Farewell, then, 2016. The past year has given us many neologisms: not least ‘Brexit’, and of course ‘Donaldism’, the Rake’s own humble contribution to the art-historical lexicon. For a more international look at 2016’s must-know buzzwords, your correspondent turns to the FT, where Simon Kuper has compiled a list of the world’s words of the year. Russia’s ‘phrase of the year’ was ‘Ochered na Serova/Aivazovskovo’ – which loosely translates as ‘queues for the exhibitions of the works of painters Serov and Aivazovsky [in Moscow]’.
It wasn’t a purely philistine year for English speakers, though. Merriam-Webster tweeted in late November that ‘fascism’ was the online dictionary’s most viewed entry for the year to date, but finally settled on ‘surreal’ for its word of 2016. In a year when the (actively revolting) recipes contained in Salvador Dalí’s long out-of-print cookbook could make the Christmas bestseller lists, Rakewell feels the choice was more than apt…
Strange news, via the Times diary: according to an aide, EU Commission president Jean-Claude Juncker has an ‘addiction’ to highlighter pens, and reportedly carries a few in his pocket wherever he goes. But his choice of stationary is used for more artistic purposes than one might imagine. Apparently, Mr Juncker is often to be found doodling on briefings. ‘Sometimes, […] if he really likes it he draws a heart’, says his aide.

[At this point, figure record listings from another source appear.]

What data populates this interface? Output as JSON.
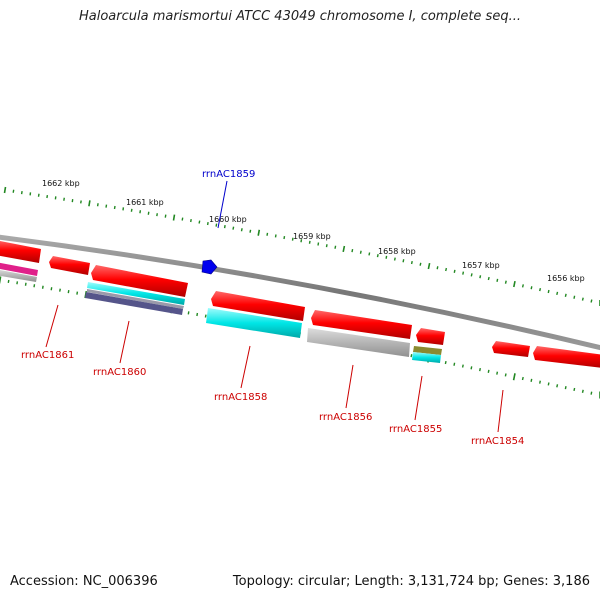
{
  "title": "Haloarcula marismortui ATCC 43049 chromosome I, complete seq...",
  "accession": "Accession: NC_006396",
  "summary": "Topology: circular; Length: 3,131,724 bp; Genes: 3,186",
  "ruler": [
    {
      "label": "1662 kbp"
    },
    {
      "label": "1661 kbp"
    },
    {
      "label": "1660 kbp"
    },
    {
      "label": "1659 kbp"
    },
    {
      "label": "1658 kbp"
    },
    {
      "label": "1657 kbp"
    },
    {
      "label": "1656 kbp"
    }
  ],
  "gene_labels": [
    {
      "text": "rrnAC1859",
      "strand": "forward"
    },
    {
      "text": "rrnAC1861",
      "strand": "reverse"
    },
    {
      "text": "rrnAC1860",
      "strand": "reverse"
    },
    {
      "text": "rrnAC1858",
      "strand": "reverse"
    },
    {
      "text": "rrnAC1856",
      "strand": "reverse"
    },
    {
      "text": "rrnAC1855",
      "strand": "reverse"
    },
    {
      "text": "rrnAC1854",
      "strand": "reverse"
    }
  ],
  "colors": {
    "backbone": "#808080",
    "gene": "#ff0000",
    "forward_gene": "#0000ee",
    "tick": "#228822",
    "cog_cyan": "#00e0e0",
    "cog_gray": "#b0b0b0",
    "cog_magenta": "#e0208a",
    "cog_purple": "#55558a",
    "cog_olive": "#8a8a30",
    "label_forward": "#0000cc",
    "label_reverse": "#cc0000"
  }
}
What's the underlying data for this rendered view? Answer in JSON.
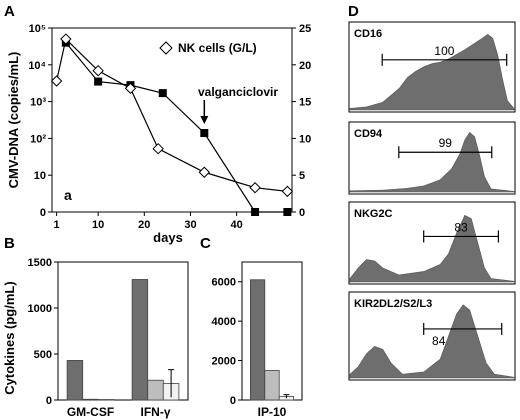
{
  "panels": {
    "A": "A",
    "B": "B",
    "C": "C",
    "D": "D"
  },
  "chart_data": [
    {
      "panel": "A",
      "type": "line",
      "annotation": "a",
      "xlabel": "days",
      "ylabel_left": "CMV-DNA (copies/mL)",
      "ylabel_right": "",
      "y_scale_left": "symlog",
      "x_ticks": [
        1,
        10,
        20,
        30,
        40
      ],
      "y_left_ticks": [
        "0",
        "10",
        "10²",
        "10³",
        "10⁴",
        "10⁵"
      ],
      "y_left_tick_values": [
        0,
        10,
        100,
        1000,
        10000,
        100000
      ],
      "y_right_ticks": [
        0,
        5,
        10,
        15,
        20,
        25
      ],
      "ylim_right": [
        0,
        25
      ],
      "xlim": [
        0,
        52
      ],
      "legend": "NK cells (G/L)",
      "legend_position": "top-right",
      "arrow_label": "valganciclovir",
      "arrow_x": 33,
      "series": [
        {
          "axis": "left",
          "marker": "filled-square",
          "points": [
            [
              3,
              40000
            ],
            [
              10,
              3500
            ],
            [
              17,
              2800
            ],
            [
              24,
              1700
            ],
            [
              33,
              140
            ],
            [
              44,
              0
            ],
            [
              51,
              0
            ]
          ]
        },
        {
          "name": "NK cells (G/L)",
          "axis": "right",
          "marker": "open-diamond",
          "points": [
            [
              1,
              17.8
            ],
            [
              3,
              23.5
            ],
            [
              10,
              19.2
            ],
            [
              17,
              16.8
            ],
            [
              23,
              8.6
            ],
            [
              33,
              5.4
            ],
            [
              44,
              3.3
            ],
            [
              51,
              2.8
            ]
          ]
        }
      ]
    },
    {
      "panel": "B",
      "type": "bar",
      "ylabel": "Cytokines (pg/mL)",
      "categories": [
        "GM-CSF",
        "IFN-γ"
      ],
      "ylim": [
        0,
        1500
      ],
      "y_ticks": [
        0,
        500,
        1000,
        1500
      ],
      "series": [
        {
          "values": [
            430,
            1310
          ],
          "color": "#6e6e6e",
          "err": [
            0,
            0
          ]
        },
        {
          "values": [
            8,
            215
          ],
          "color": "#bdbdbd",
          "err": [
            0,
            0
          ]
        },
        {
          "values": [
            5,
            180
          ],
          "color": "#f2f2f2",
          "err": [
            0,
            150
          ]
        }
      ]
    },
    {
      "panel": "C",
      "type": "bar",
      "categories": [
        "IP-10"
      ],
      "ylim": [
        0,
        7000
      ],
      "y_ticks": [
        0,
        2000,
        4000,
        6000
      ],
      "series": [
        {
          "values": [
            6100
          ],
          "color": "#6e6e6e",
          "err": [
            0
          ]
        },
        {
          "values": [
            1500
          ],
          "color": "#bdbdbd",
          "err": [
            0
          ]
        },
        {
          "values": [
            180
          ],
          "color": "#f2f2f2",
          "err": [
            90
          ]
        }
      ]
    },
    {
      "panel": "D",
      "type": "area",
      "histograms": [
        {
          "label": "CD16",
          "gate_value": "100",
          "gate_from": 0.2,
          "gate_to": 0.95,
          "profile": [
            [
              0,
              0.02
            ],
            [
              0.1,
              0.04
            ],
            [
              0.2,
              0.1
            ],
            [
              0.3,
              0.28
            ],
            [
              0.35,
              0.42
            ],
            [
              0.4,
              0.5
            ],
            [
              0.45,
              0.56
            ],
            [
              0.5,
              0.6
            ],
            [
              0.55,
              0.62
            ],
            [
              0.6,
              0.66
            ],
            [
              0.65,
              0.72
            ],
            [
              0.7,
              0.78
            ],
            [
              0.75,
              0.85
            ],
            [
              0.8,
              0.92
            ],
            [
              0.84,
              0.98
            ],
            [
              0.87,
              0.93
            ],
            [
              0.9,
              0.72
            ],
            [
              0.93,
              0.4
            ],
            [
              0.96,
              0.12
            ],
            [
              1,
              0.02
            ]
          ]
        },
        {
          "label": "CD94",
          "gate_value": "99",
          "gate_from": 0.3,
          "gate_to": 0.86,
          "profile": [
            [
              0,
              0.02
            ],
            [
              0.2,
              0.03
            ],
            [
              0.35,
              0.06
            ],
            [
              0.45,
              0.1
            ],
            [
              0.55,
              0.2
            ],
            [
              0.62,
              0.38
            ],
            [
              0.67,
              0.62
            ],
            [
              0.7,
              0.85
            ],
            [
              0.73,
              0.97
            ],
            [
              0.76,
              0.9
            ],
            [
              0.79,
              0.6
            ],
            [
              0.82,
              0.25
            ],
            [
              0.86,
              0.05
            ],
            [
              1,
              0.01
            ]
          ]
        },
        {
          "label": "NKG2C",
          "gate_value": "83",
          "gate_from": 0.45,
          "gate_to": 0.9,
          "profile": [
            [
              0,
              0.05
            ],
            [
              0.05,
              0.2
            ],
            [
              0.1,
              0.32
            ],
            [
              0.15,
              0.3
            ],
            [
              0.2,
              0.2
            ],
            [
              0.3,
              0.1
            ],
            [
              0.45,
              0.15
            ],
            [
              0.55,
              0.25
            ],
            [
              0.6,
              0.4
            ],
            [
              0.65,
              0.7
            ],
            [
              0.7,
              0.95
            ],
            [
              0.74,
              0.9
            ],
            [
              0.78,
              0.55
            ],
            [
              0.82,
              0.2
            ],
            [
              0.86,
              0.05
            ],
            [
              1,
              0.01
            ]
          ]
        },
        {
          "label": "KIR2DL2/S2/L3",
          "gate_value": "84",
          "gate_from": 0.45,
          "gate_to": 0.92,
          "profile": [
            [
              0,
              0.05
            ],
            [
              0.05,
              0.15
            ],
            [
              0.1,
              0.32
            ],
            [
              0.15,
              0.42
            ],
            [
              0.2,
              0.38
            ],
            [
              0.25,
              0.2
            ],
            [
              0.32,
              0.05
            ],
            [
              0.45,
              0.08
            ],
            [
              0.55,
              0.25
            ],
            [
              0.6,
              0.55
            ],
            [
              0.65,
              0.85
            ],
            [
              0.69,
              0.97
            ],
            [
              0.73,
              0.9
            ],
            [
              0.78,
              0.55
            ],
            [
              0.83,
              0.2
            ],
            [
              0.88,
              0.05
            ],
            [
              1,
              0.01
            ]
          ]
        }
      ]
    }
  ]
}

Over to the grand avenues of Belgrade, where the vice president of the Democratic Party of Serbia, Uros Jankovic, has worked himself into a tizzy over proposals to build a statue of Andy Warhol. Quite why the city has planned a tribute to the bewigged art titan is anybody’s guess, but Jankovic’s outbursts prompt yet more questions. ‘Even abroad, Andy Warhol and Pop Art are not recognised as great art but as a fad,’ he argued. Try telling that to Tate Modern or MoMA, Mr Jankovic…
As reported late last year, artist Stuart Semple was so outraged by Anish Kapoor taking exclusive artistic rights to the world’s ‘blackest black’ that he created his own pink pigment in response. He then made it available on his website for anyone to enjoy. Anyone, that is, but Anish Kapoor.
The ever-resourceful Kapoor, however, has flouted Semple’s embargo. The artist posted a photo of his middle finger dipped inside a pot of the pigment, accompanied by a caption stating ‘Up yours #pink’.